Supporters of using cannabis taxes to fund reparations argue that black Evanstonians have been disproportionately punished for marijuana-related crimes, and they should directly benefit from pot sales. In the last three years, 71% of people arrested for weed possession in Evanston were black, officials said. Recreational pot sales will become legal in Illinois on Jan. 1, and three current medical marijuana dispensaries in Evanston have been cleared to sell recreational pot.
But there are issues beyond drug arrests that disproportionately affect the black community in Evanston, Simmons said. There also are gaps in wealth and life expectancy between black and white residents, she said.
Evanston is still figuring out who will be eligible for reparations funds and how the money will be distributed. Among the possibilities, Simmons envisions giving black homebuyers help for a downpayment on a house. She wants to put money directly into the pockets of black families. Simmons said there will be more meetings in Evanston in 2020 as the reparations program unfolds.
Simmons said families are struggling in her historically black 5th Ward. Home ownership is down, she said, and Evanston's black population has declined to 16.9% from 22.5% during the past 20 years.
Kamm Howard, co-chair of the National Coalition of Blacks for Reparations in America, speaks at Wednesday night's meeting.
Some speakers at the meeting complained about rising rents pushing them out of their homes.
Renee Paden, daughter of former Evanston 2nd Ward Ald. Betty Burns Paden, said her family has lived in the suburb for four generations. Now they are the last black family on her gentrifying block, she said.
Paden called for more serious discussion, and less celebration, on reparations planning. She needled the audience, asking how many would be there if Glover had not been scheduled to come.

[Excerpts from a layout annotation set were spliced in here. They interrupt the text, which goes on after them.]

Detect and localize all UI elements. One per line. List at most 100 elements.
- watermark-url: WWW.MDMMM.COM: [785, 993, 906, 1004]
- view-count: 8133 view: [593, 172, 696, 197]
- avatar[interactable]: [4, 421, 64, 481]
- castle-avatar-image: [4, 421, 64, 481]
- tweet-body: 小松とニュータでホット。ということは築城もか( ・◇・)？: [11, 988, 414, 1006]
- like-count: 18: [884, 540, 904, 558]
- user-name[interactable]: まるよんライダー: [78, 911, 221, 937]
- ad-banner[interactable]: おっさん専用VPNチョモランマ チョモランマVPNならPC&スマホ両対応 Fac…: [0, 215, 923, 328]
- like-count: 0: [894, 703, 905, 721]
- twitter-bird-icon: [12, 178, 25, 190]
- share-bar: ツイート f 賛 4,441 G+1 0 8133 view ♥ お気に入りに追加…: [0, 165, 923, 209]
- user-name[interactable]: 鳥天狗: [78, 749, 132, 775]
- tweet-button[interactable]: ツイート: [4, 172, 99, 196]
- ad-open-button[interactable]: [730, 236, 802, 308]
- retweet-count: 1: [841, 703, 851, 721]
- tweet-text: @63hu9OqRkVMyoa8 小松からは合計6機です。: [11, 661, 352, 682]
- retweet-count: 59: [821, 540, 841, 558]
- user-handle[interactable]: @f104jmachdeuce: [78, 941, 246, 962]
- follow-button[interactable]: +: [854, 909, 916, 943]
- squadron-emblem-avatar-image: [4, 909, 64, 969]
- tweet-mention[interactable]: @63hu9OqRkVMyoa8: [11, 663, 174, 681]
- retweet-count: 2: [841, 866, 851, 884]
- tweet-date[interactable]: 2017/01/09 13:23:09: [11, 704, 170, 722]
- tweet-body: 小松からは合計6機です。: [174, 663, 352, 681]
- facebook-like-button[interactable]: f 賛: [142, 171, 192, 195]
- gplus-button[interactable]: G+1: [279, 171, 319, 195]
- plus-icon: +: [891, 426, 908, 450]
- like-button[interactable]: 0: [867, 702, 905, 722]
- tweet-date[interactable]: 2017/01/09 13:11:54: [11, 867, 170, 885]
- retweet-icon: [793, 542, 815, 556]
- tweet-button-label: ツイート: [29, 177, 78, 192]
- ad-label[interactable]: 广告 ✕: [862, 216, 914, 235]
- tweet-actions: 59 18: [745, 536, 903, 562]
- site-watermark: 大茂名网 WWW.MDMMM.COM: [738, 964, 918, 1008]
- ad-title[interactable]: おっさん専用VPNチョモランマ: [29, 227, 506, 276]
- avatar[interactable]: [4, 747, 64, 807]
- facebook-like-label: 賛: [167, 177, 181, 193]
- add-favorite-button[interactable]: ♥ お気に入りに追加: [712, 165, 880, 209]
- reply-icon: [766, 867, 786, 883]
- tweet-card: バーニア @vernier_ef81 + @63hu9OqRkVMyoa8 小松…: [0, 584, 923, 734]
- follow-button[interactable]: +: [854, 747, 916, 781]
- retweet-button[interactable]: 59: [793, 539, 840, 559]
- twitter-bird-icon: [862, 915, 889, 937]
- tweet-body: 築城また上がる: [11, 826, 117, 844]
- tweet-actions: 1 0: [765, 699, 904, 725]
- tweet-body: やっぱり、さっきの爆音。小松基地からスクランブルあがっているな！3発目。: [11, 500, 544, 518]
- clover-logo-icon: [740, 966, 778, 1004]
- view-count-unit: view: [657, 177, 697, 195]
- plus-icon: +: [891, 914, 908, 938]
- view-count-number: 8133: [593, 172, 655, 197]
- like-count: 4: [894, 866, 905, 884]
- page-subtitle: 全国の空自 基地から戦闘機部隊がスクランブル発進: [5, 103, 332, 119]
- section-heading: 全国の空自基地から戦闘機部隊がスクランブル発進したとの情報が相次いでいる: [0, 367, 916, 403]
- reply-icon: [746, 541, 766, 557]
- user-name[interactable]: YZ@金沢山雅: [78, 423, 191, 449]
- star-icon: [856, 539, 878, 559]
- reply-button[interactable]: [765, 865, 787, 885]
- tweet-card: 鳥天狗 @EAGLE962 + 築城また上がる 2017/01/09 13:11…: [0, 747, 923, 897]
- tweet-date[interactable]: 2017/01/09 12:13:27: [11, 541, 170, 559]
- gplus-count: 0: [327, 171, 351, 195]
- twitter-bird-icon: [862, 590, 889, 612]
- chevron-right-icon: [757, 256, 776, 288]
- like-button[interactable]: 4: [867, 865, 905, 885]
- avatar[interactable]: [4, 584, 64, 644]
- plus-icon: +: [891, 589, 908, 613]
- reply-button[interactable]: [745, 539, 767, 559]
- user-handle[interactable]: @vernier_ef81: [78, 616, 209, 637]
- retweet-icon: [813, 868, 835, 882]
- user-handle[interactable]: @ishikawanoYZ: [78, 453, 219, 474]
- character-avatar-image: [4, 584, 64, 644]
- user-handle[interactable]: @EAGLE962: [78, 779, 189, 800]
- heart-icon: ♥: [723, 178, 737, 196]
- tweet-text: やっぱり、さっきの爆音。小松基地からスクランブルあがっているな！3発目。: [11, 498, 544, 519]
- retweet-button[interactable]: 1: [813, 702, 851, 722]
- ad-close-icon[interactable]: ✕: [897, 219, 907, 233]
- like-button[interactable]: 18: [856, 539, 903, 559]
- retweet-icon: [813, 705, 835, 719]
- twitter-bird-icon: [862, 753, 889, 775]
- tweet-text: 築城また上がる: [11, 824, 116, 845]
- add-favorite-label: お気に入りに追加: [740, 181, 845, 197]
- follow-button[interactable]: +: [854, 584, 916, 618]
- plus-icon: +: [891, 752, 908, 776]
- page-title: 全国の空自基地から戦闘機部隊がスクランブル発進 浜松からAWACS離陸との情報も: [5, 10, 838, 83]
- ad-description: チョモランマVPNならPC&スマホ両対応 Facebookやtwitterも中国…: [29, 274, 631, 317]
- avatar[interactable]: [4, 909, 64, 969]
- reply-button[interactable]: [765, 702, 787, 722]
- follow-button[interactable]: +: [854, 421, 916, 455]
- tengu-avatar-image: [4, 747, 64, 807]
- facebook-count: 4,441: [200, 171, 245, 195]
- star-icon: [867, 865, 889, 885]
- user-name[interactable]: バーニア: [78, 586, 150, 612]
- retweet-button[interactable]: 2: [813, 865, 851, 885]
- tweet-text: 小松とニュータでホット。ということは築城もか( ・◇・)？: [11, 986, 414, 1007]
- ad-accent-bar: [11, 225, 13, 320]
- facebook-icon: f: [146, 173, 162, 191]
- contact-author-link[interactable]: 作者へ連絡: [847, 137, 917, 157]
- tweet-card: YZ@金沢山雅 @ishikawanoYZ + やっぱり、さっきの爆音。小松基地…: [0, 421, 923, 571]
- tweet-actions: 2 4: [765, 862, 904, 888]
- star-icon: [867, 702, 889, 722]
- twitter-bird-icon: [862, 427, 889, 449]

"The question is, will you come out again for the work?" she said. "We cannot pat ourselves on the back until we have put the plan in action."
Evanston's action on reparations, and Simmons' advocacy, have gained national attention.
Kamm Howard, co-chair of the National Coalition of Blacks for Reparations in America, was at Wednesday's meeting, and he called Simmons the Rosa Parks of reparations.
Glover said he's traveled around the world to reparations conventions, but Evanston is the first U.S. municipality to take action.
"This is going to be the most intense conversation that I believe that we're going to have in the 21st century," the actor said. "We're going to have to talk about why it can't be, or why it won't be, and we have to be prepared for that fight."
In Chicago, Ald. Roderick Sawyer, 6th Ward, has introduced a reparations bill and hosted a symposium on the topic last month. Lawmakers in Illinois, Pennsylvania and New York could consider reparations bills next year.
Congress held hearings on reparations in June after Texas Democratic Congresswoman Sheila Jackson Lee introduced a proposal to develop a national reparations plan.
Wednesday night's meeting drew people from outside Evanston, including a speaker from west suburban Naperville and Linda Mavis from Chicago's Chatham neighborhood.
Mavis said she's been a supporter of reparations from the time she was young, hearing her grandparents talk about their harrowing experiences with racism.
"The conversation is now materializing more than it had been in prior years," she said. "Just the fact we had this town hall is a step in the right direction."
Vivian McCall is a news intern at WBEZ.